The letters from an extremely handsome boy related to the famous Tiffany family who dreamt of being a journalist one day. I’d met him at a frat party in Scranton, Pennsylvania. I was sure I’d marry him until he said something ridiculous at a gathering that summer and it embarrassed me.
Elizabeth Gaskell’s book Cranford got me thinking about these letters. A sweet, old spinster living on little means decides one night to burn her family letters.
“I never knew what sad work the reading of old letters was before that evening, though I could hardly tell why. The letters were as happy as the letters could be—at least those early letters were. There was in them a vivid and intense sense of the present time, which seemed so strong and full, as if it could never pass away, and as if the warm, living hearts that so expressed themselves could never die, and be as nothing to the sunny earth. I should have felt less melancholy had the letters been more so.”
Written as a series of vignettes about a group of older women living, for the most part, without men, I found the book lacking in that very thing. Despite my checkered history with men, I miss them when they’re not around. I wondered as I read about these decent old women if literature (and life) needed the conflict and thrust of men to keep my interest.

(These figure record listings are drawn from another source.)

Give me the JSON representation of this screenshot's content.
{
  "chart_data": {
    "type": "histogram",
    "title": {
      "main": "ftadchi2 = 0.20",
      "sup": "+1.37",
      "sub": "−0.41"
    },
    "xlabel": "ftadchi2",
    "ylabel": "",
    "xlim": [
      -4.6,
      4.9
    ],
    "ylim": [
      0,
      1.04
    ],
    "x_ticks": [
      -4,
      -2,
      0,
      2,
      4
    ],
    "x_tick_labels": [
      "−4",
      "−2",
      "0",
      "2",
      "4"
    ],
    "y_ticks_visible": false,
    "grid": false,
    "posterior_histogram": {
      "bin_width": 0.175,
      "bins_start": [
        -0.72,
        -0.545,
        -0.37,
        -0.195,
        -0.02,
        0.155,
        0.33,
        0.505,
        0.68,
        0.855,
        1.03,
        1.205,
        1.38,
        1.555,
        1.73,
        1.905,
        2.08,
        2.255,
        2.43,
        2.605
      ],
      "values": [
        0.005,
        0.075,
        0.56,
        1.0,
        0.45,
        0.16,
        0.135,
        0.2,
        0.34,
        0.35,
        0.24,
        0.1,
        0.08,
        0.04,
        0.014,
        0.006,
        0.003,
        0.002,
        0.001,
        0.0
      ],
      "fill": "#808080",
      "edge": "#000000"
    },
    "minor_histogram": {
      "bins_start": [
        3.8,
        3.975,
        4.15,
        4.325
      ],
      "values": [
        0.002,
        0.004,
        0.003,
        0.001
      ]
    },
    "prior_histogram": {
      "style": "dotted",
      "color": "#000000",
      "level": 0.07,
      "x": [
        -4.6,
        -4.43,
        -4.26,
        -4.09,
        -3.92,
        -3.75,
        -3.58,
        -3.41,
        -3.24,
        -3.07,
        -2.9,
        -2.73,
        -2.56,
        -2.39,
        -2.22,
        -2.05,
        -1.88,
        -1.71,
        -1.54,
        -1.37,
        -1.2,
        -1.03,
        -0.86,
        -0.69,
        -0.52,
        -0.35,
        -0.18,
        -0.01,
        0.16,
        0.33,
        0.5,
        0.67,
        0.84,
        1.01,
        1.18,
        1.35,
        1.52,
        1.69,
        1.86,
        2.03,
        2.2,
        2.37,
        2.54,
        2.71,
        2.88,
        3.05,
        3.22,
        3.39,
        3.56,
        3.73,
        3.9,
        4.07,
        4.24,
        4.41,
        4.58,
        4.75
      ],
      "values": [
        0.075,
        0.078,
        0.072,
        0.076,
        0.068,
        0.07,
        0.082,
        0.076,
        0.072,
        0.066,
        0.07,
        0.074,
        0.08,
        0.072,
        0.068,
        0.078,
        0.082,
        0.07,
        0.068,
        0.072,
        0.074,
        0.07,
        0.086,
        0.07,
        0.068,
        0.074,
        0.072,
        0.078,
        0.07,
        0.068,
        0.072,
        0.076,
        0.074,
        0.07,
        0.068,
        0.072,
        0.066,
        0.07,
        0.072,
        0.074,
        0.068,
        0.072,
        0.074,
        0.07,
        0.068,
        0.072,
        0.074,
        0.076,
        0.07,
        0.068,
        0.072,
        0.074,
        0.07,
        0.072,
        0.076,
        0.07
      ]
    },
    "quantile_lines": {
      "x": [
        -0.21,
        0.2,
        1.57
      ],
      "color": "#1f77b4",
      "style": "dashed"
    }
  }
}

Feminists would probably not like me to admit that the letters I miss most are the ones with the scribbled marks of masculine hands and hearts. Cranford women often concerned themselves with the romances of their servant girls. They feared the farm boys who lived on the outskirts of town marrying away their help. Like some feminists who despise women who want children and husbands, the Cranford ladies prefer women to be kept as they see fit.
Miss Matty is briefly reunited (if only by lingering glances) with a male suitor from her youth. He dies soon after. The deaths and absence of men define these women. When one finally escapes through a late and poor marriage to the town doctor who makes her very happy the comfortable circle of lonely women is upset. Slightly.
Regrets, lust and even the shredding of letters from better men will never convince me that men are expendable. Uncomfortable to be around sometimes, yes. But Cranford offers up a world without them and I think I’ll pass.